Check out Bodyguard if you enjoyed Homeland’s thrilling cat-and-mouse spy and counter-spy sequences, which were followed by thunderous explosions and uncontrollable mayhem. Intense BBC miniseries will add years to your life, but it’s worth it because creator Jed Mercurio (Line of Duty) throws everything at viewers in describing a military veteran’s move to become the bodyguard of an embattled British politician. A forbidden love story and mental issues may be present in this show, but the series’ trademark ability to keep viewers riveted is what sets it apart from others in the genre. In addition, Richard Madden (Game of Thrones’ Robb Stark) stars as the film’s titular bodyguard, who says “ma’am” in the cutest possible way.

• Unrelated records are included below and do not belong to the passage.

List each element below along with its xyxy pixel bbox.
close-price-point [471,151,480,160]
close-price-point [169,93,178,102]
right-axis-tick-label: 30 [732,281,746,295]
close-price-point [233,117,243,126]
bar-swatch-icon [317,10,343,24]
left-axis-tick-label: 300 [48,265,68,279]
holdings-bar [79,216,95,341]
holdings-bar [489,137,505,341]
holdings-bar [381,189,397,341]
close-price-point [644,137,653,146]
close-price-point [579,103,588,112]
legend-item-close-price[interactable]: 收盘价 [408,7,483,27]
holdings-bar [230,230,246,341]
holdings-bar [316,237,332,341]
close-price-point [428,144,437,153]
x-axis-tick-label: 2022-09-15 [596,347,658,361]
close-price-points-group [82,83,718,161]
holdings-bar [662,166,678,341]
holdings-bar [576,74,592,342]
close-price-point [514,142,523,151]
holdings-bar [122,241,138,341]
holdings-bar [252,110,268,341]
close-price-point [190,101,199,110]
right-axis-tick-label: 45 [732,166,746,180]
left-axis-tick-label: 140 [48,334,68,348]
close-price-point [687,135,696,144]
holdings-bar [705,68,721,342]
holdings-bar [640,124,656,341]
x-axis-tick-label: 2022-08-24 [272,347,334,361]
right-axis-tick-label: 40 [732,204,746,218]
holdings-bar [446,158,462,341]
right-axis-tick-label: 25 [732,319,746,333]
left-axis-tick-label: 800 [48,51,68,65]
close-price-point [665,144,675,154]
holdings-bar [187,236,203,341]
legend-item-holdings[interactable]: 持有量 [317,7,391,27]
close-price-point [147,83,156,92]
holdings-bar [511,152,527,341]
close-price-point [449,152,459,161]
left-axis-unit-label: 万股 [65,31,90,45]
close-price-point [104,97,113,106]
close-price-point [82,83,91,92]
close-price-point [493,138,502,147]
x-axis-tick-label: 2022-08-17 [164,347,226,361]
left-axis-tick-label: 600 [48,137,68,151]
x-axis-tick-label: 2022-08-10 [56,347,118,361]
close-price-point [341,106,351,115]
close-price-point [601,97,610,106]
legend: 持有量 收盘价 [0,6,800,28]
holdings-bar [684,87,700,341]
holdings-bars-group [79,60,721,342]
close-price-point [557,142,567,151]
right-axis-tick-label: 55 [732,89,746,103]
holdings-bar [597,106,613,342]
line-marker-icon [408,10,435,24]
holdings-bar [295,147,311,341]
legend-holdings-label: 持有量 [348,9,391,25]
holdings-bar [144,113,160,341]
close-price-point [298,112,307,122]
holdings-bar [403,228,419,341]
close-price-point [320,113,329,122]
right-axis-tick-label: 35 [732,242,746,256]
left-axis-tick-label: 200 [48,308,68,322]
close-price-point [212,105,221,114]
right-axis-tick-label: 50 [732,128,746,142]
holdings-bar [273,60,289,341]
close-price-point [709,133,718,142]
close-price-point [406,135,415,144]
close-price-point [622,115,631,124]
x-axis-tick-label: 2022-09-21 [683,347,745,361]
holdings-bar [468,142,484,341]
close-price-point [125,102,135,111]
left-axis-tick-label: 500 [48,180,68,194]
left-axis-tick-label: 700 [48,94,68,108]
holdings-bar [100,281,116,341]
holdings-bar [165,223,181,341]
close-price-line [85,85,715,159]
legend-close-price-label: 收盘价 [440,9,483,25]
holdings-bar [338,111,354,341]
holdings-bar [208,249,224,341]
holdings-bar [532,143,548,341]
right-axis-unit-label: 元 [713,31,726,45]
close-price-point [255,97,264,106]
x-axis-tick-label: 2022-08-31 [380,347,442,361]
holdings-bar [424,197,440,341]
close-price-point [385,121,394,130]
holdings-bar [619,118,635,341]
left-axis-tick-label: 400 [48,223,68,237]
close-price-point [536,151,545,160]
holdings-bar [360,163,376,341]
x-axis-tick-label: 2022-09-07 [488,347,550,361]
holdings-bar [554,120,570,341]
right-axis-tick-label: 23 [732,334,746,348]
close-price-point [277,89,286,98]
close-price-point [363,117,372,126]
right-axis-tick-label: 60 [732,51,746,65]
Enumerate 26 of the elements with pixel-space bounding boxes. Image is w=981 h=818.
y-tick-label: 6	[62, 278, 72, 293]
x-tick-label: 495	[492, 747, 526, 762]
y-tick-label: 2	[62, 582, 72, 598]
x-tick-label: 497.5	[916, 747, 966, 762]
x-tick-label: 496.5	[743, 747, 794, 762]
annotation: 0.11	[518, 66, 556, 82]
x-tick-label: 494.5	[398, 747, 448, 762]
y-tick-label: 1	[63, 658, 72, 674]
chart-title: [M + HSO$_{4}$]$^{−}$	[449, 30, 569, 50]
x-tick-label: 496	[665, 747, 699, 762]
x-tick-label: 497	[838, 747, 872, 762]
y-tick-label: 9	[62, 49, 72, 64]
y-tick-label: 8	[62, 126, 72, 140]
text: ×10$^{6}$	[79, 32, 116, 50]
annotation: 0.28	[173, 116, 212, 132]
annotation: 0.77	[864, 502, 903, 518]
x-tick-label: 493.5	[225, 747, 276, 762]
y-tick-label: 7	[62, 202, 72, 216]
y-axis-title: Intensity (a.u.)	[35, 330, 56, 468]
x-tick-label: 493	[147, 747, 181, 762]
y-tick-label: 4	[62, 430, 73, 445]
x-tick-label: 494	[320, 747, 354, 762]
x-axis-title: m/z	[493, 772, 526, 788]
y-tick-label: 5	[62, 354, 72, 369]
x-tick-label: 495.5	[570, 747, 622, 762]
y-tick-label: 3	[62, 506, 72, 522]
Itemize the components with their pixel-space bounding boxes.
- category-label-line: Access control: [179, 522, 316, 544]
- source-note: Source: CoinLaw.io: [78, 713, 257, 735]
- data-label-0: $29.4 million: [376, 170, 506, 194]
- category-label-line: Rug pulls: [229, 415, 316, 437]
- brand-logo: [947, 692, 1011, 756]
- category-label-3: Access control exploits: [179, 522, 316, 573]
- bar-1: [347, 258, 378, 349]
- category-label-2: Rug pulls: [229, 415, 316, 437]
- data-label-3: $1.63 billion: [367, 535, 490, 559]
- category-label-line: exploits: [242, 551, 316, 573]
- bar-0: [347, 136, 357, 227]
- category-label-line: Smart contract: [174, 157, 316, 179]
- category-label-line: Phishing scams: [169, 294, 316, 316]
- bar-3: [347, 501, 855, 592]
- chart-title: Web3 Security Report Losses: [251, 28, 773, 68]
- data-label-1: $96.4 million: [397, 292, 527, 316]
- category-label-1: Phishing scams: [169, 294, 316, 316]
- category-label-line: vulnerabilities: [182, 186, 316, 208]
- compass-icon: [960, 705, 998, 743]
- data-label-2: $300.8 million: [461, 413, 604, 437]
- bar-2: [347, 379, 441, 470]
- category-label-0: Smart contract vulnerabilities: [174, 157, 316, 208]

You can see it on Netflix.
8. The Bureau
The Bureau, one of France’s most lauded television series, will scratch that spy itch after Homeland says au revoir, as you might say in French. As the country’s CIA, France’s Directorate-General for External Security (DGES) has agents who specialize in long-term undercover missions in key regions like the Middle East and Northern Africa. This show follows those agents. After six years in Syria, the main character is called home to Paris, where he must now reconcile with his family after spending time with a new lover who has secrets of her own and with whom he can’t help but stay in contact. Insane attention to detail and an intricate plot await those who are willing to put in the time.